История отвела Колчаку немного времени. Его попытка создать в Сибири полнокровные дивизии и сформировать настоящую армию окончилась крахом. Причин тому много, но эта книга посвящена вовсе не их изучению. Уже практически через год армия Колчака после неудачного наступления, время и направление которого выбирали британские союзники, отступала по всем фронтам[4]. В этот момент чехословацкие дивизии, которые подчинялись французскому генералу Жанену, фактически приговорили Белое движение. Чехи заняли железную дорогу, полностью перекрыв движение поездов своими эшелонами и лишив возможности эвакуировать раненых и гражданских лиц. Армия Колчака оказалась в западне: организованно отойти невозможно, нет подвоза боеприпасов. В этой ситуации белые части проявили чудеса героизма, совершив легендарный Сибирский ледяной поход. В 40-градусный мороз, бросив все тяжелое вооружение, солдаты и офицеры вместе с частью беженцев прошли вдоль железных дорог, по тайге, под ударами партизан практически через всю Сибирь. Участь раненых, больных и уехавших поездами беженцев была трагической. Поезда на заблокированной чехами дороге стали[5].
Тайга. Мороз. Смерть.
Фактически Белое движение было уничтожено союзниками. Яркий пример этого – судьба самого адмирала Колчака. Отдав приказ об эвакуации своей столицы – Омска, Верховный правитель в поезде с личной охраной двинулся в Иркутск. Следом за ним отправился и золотой запас[6]. Вот тут и начался саботаж чехов – они постоянно задерживали поезд Колчака. Суть происходившего такова: англичане и французы настаивали на передаче золотого запаса под охрану чехов, на что Колчак ответил, что лучше отдаст золото большевикам, нежели позволит вывезти его из России. Это и предопределило его участь. «Союзники» решили захватить золото, а самого адмирала выдать революционерам. Эшелон Колчака был задержан 24 декабря 1919 года в Нижнеудинске, а в Иркутске в тот же день началось восстание. Генерал Жанен, командовавший чехами, запретил белым подавлять мятеж и даже разоружил части атамана Семенова, прибывшие на помощь правительственным войскам. В итоге, когда Колчак прибыл в Иркутск, он был фактически арестован чехами и передан некоему иркутскому Политцентру, якобы центру восстания, в котором заправляли эсеры.

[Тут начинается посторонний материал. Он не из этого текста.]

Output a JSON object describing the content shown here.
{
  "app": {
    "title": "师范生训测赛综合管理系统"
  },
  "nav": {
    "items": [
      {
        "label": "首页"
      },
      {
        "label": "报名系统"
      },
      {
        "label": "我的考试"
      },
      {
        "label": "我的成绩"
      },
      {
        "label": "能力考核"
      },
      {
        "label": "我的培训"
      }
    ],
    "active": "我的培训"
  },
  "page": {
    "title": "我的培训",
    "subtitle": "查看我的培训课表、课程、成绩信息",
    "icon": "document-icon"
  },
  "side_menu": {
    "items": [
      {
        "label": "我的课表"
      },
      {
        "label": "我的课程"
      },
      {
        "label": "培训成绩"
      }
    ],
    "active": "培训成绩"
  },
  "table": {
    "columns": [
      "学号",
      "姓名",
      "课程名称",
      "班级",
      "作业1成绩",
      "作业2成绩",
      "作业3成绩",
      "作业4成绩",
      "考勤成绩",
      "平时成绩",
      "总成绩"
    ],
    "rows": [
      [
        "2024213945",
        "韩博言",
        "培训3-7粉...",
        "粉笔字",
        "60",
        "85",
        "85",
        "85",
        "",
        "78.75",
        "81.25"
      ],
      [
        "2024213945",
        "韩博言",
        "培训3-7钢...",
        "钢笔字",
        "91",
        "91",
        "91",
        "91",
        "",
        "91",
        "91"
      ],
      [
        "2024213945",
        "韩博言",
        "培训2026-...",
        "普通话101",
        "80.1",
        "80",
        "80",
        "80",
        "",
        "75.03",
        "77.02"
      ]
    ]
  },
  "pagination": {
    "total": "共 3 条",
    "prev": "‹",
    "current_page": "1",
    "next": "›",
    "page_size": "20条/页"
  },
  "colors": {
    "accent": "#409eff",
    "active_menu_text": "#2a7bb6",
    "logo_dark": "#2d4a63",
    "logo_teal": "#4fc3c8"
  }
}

Этот «Политцентр», которого так «испугались» союзники, гарантировавшие Колчаку неприкосновенность и защиту, просуществовал всего две с половиной недели, а потом растворился, отдав власть уже в руки большевиков. Колчак был предан и обречен. Чехи под командованием генерала Жанена поделили с большевиками золотой запас и свою долю вывезли через Владивосток в Чехословакию, которая благодаря русскому золоту вплоть до оккупации Гитлером имела самую стабильную валюту.
Колчак был арестован вместе со своей возлюбленной – Анной Тимиревой. Бутафорский Политцентр создал Чрезвычайную следственную комиссию, которую возглавил К.А. Попов, позднее замененный ревкомом на С. Чудновского.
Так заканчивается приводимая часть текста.